Question

$a$ moles of $PC{l}_5$ are heated in a closed container to equilibriate $PC{l}_5\left(g\right)\rightleftharpoons PC{l}_3\left(g\right)+C{l}_2\left(g\right)$ at a pressure of $P$ atm.

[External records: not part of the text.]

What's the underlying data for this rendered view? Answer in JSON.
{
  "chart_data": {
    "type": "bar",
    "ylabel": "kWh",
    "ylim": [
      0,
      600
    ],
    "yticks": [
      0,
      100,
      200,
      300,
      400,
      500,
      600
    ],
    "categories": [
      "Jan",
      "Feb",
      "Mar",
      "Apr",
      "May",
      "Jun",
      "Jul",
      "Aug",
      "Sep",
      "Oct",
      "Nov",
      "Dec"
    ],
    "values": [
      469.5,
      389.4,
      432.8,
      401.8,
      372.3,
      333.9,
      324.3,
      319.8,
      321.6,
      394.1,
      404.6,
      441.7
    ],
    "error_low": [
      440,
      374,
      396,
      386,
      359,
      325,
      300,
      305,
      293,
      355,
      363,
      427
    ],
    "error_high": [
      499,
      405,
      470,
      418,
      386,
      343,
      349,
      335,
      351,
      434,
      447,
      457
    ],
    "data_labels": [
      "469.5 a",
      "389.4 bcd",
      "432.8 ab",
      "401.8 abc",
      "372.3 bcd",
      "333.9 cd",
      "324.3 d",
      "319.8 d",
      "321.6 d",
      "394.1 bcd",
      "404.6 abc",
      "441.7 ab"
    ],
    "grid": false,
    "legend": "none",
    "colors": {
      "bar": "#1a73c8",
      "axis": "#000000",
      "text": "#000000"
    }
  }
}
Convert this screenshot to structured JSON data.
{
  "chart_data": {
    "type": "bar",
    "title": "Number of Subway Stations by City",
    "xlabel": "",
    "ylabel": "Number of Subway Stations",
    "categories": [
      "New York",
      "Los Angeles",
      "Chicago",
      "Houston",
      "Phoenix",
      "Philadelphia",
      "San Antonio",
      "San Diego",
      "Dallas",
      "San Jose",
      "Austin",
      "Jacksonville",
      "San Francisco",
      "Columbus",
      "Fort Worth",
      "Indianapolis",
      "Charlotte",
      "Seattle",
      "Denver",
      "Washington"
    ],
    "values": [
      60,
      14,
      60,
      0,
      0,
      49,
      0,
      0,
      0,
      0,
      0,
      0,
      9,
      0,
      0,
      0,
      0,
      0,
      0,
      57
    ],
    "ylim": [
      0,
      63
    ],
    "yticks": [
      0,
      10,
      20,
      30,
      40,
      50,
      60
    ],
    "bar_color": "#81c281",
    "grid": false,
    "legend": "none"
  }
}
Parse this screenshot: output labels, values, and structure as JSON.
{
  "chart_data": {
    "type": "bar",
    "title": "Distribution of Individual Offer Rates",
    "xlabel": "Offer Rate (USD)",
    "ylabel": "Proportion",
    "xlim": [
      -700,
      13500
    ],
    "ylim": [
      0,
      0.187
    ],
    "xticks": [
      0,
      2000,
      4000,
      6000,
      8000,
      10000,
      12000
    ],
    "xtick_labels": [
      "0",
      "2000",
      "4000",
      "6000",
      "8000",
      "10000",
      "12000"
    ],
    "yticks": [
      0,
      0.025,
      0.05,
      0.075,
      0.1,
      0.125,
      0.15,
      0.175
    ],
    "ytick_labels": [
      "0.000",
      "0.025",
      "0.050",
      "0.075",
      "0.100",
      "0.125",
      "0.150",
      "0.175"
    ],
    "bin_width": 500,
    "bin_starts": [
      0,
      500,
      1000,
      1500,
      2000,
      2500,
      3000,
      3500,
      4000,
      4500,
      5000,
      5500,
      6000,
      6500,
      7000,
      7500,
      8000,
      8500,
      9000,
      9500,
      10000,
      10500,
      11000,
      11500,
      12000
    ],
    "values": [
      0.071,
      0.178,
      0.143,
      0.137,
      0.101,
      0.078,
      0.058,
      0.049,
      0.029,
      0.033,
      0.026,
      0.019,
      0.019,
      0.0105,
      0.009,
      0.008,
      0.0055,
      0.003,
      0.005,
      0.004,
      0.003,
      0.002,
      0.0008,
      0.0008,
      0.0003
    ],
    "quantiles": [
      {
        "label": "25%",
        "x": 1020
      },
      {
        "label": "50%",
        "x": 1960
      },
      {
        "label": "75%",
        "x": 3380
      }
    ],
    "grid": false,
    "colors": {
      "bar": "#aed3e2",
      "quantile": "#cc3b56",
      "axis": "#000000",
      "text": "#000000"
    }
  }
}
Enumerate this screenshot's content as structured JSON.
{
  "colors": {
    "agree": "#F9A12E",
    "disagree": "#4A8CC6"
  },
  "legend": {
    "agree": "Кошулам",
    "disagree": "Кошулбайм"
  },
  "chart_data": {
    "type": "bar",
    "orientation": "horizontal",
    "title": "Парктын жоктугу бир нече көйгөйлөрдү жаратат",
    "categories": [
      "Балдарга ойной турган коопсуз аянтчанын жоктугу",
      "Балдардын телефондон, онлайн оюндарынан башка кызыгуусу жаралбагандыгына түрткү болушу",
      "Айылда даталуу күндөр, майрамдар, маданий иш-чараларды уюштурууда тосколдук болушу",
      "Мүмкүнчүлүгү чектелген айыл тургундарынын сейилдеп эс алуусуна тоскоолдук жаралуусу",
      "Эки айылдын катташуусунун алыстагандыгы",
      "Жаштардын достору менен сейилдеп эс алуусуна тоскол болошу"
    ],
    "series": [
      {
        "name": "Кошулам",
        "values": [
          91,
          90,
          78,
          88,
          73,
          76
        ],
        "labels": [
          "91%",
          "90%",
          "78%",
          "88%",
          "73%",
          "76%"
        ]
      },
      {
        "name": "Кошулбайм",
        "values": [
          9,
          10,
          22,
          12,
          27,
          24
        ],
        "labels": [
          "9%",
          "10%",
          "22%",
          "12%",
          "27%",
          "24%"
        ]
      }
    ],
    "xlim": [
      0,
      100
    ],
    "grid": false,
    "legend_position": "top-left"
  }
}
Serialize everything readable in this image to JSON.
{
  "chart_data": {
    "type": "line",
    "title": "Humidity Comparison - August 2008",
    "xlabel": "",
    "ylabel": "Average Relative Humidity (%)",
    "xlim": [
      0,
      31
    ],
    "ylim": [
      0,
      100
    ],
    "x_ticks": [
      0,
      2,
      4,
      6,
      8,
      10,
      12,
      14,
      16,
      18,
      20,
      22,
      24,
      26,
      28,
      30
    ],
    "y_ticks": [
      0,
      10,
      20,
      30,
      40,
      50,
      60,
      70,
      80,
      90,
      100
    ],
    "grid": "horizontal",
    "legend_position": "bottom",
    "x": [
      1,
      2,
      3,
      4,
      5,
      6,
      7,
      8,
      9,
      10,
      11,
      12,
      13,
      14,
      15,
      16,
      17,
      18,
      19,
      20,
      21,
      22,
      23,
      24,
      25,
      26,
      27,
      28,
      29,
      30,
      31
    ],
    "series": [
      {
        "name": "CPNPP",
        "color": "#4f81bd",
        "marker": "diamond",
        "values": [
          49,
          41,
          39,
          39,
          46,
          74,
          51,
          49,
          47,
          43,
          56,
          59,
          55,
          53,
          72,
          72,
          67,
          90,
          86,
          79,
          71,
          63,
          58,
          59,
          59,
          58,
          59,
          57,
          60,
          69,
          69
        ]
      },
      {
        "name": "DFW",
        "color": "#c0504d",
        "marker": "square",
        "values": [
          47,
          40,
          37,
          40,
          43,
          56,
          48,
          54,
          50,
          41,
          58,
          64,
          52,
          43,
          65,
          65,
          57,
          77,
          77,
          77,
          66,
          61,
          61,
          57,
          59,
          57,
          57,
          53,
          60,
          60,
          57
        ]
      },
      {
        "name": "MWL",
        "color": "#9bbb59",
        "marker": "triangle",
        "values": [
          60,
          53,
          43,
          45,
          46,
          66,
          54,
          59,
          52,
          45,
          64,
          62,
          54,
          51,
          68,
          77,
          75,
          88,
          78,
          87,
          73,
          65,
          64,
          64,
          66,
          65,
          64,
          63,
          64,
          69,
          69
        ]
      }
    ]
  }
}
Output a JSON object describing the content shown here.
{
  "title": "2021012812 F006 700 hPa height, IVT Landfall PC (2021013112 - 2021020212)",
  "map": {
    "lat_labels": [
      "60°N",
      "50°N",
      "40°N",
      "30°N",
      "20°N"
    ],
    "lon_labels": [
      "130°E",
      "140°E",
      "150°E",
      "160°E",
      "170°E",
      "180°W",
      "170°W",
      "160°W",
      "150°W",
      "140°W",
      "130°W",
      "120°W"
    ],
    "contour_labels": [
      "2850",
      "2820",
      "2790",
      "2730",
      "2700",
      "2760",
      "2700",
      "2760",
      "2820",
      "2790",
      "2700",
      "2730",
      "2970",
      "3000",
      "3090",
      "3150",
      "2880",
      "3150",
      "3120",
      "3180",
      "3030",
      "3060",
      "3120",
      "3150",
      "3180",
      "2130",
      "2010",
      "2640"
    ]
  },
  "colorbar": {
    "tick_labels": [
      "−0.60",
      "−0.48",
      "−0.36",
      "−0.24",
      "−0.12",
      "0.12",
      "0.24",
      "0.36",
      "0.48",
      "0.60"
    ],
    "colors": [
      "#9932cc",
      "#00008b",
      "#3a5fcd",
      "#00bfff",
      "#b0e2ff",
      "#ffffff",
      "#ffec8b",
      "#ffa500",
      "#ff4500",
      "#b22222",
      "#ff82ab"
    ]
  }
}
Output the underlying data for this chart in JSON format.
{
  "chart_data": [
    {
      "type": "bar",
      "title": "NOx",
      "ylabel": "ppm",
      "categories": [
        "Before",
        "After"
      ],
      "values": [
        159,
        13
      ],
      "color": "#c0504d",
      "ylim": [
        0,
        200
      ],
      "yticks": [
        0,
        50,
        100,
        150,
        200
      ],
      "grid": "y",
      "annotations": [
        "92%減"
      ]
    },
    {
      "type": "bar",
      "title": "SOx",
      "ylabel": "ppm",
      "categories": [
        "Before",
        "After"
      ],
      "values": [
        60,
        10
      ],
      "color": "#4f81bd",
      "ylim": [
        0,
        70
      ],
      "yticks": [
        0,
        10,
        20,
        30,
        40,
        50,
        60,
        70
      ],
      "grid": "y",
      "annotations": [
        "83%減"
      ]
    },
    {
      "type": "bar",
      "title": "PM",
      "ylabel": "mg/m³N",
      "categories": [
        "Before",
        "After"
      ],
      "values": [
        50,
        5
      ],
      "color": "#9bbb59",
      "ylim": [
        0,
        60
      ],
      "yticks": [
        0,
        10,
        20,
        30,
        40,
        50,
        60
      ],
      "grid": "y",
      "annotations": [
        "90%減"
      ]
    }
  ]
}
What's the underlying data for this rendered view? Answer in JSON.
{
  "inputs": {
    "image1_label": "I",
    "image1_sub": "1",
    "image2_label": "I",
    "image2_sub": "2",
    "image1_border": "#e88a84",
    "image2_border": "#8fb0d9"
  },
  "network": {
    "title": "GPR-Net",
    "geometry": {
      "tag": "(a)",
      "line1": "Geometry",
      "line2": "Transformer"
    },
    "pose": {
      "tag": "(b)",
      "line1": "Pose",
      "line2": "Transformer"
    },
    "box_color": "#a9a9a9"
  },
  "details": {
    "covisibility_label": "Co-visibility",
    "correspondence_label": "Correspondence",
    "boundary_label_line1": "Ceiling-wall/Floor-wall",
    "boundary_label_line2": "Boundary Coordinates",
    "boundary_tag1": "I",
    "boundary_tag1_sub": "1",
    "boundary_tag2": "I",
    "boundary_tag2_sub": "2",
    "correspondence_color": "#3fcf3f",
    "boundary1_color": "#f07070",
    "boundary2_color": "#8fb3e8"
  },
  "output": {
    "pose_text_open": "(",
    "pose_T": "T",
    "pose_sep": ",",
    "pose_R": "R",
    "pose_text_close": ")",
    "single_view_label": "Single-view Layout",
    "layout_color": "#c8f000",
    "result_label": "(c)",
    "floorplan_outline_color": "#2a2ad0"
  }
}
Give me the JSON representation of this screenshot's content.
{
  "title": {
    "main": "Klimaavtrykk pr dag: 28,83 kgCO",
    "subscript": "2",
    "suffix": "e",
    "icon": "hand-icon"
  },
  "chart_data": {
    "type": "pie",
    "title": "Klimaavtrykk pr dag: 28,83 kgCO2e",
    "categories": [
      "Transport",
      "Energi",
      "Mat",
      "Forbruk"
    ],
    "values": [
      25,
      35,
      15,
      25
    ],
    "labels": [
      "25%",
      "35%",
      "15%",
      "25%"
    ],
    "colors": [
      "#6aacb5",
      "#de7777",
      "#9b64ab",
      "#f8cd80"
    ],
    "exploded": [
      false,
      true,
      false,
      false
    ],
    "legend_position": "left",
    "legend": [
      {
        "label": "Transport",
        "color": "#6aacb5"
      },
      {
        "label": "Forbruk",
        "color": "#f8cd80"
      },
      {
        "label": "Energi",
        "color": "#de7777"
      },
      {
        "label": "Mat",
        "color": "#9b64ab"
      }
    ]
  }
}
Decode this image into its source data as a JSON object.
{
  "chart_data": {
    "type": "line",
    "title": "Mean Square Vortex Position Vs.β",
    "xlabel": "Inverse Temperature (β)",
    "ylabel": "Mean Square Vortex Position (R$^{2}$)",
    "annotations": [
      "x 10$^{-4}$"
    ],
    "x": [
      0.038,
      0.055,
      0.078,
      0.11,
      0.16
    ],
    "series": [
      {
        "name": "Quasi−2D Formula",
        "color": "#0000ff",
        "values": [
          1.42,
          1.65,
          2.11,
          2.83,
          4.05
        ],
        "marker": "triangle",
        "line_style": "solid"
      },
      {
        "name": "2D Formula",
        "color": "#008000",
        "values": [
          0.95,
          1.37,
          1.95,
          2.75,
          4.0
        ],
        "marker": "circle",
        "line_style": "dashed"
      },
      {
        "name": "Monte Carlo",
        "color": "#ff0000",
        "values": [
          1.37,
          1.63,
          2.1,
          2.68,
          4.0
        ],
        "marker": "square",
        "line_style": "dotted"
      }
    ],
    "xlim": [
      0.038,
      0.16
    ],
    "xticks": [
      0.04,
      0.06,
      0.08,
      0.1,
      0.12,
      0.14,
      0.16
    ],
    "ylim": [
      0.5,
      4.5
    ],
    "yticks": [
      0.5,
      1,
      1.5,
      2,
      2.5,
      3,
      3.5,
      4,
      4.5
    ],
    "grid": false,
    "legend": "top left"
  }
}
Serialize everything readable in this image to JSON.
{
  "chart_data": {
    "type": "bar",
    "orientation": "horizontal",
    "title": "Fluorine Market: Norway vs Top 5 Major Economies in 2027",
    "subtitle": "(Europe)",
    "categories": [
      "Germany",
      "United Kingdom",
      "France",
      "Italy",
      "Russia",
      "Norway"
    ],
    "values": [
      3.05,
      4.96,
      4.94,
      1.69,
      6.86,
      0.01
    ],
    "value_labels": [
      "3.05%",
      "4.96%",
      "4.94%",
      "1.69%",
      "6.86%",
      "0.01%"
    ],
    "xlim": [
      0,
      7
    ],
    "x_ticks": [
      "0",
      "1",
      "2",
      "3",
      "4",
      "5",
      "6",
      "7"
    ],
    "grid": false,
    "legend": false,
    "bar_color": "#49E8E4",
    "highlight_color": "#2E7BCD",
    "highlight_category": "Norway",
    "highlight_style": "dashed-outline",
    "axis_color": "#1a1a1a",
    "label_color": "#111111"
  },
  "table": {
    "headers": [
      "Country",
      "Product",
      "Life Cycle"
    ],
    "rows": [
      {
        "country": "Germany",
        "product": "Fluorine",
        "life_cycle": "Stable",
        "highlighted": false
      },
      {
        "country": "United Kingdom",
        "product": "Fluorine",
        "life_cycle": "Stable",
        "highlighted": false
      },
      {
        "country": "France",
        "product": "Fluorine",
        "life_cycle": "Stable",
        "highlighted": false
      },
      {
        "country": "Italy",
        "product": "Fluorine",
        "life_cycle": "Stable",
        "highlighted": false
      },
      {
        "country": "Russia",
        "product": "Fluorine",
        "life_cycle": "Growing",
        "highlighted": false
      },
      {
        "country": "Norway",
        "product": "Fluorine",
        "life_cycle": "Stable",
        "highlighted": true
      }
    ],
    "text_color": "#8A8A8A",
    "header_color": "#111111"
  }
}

If $x$ moles of $PC{l}_5$ dissociate at equilibrium, then:

• A. $\frac{x}{a}={\left(\frac{K_p}{P}\right)}^{\frac{1}{2}}$
• B. $\frac{x}{a}=\frac{K_p}{K_p+P}$
• C. $\frac{x}{a}={\left(\frac{K_p}{K_p+P}\right)}^{\frac{1}{2}}$
• D. $\frac{x}{a}={\left(\frac{K_p+P}{K_p}\right)}^{\frac{1}{2}}$

Answer 1

The correct option is C $\frac{x}{a}={\left(\frac{K_p}{K_p+P}\right)}^{\frac{1}{2}}$

$PC{l}_5\left(g\right)\leftrightharpoons PC{l}_3\left(g\right)+C{l}_2\left(g\right)$

Moles of $PC{l}_5$ dissociated $=x$

Moles of $PC{l}_5$ left $=(a-x)$

Moles of $PC{l}_3$ formed $=x$

Moles of $C{l}_2$ formed $=x$

Total moles $=(a+x)$

Degree of dissociastion $\alpha =\frac{x}{a}$

Pressure due to $PC{l}_5=\frac{(1-\alpha )}{(1+\alpha )}P$

Pressure due to $PC{l}_3=\frac{\alpha }{(1+\alpha )}P$

Pressure due to $C{l}_2=\frac{\alpha }{(1+\alpha )}P$

Now,

$K_p=\frac{X_{PC{l}_3}.X_{C{l}_2}}{X_{Pc{l}_5}}P=\frac{{\alpha }^2}{1-{\alpha }^2}P$

$K_p(1-{\alpha }^2)=K_p-K_p{\alpha }^2={\alpha }^{2}P$

$K_p=(K_p+P){\alpha }^2\Rightarrow \alpha =\sqrt{\frac{K_p}{K_p+P}}=\frac{x}{a}$

$\Rightarrow \frac{x}{a}=\sqrt{\frac{K_P}{K_P+P}}$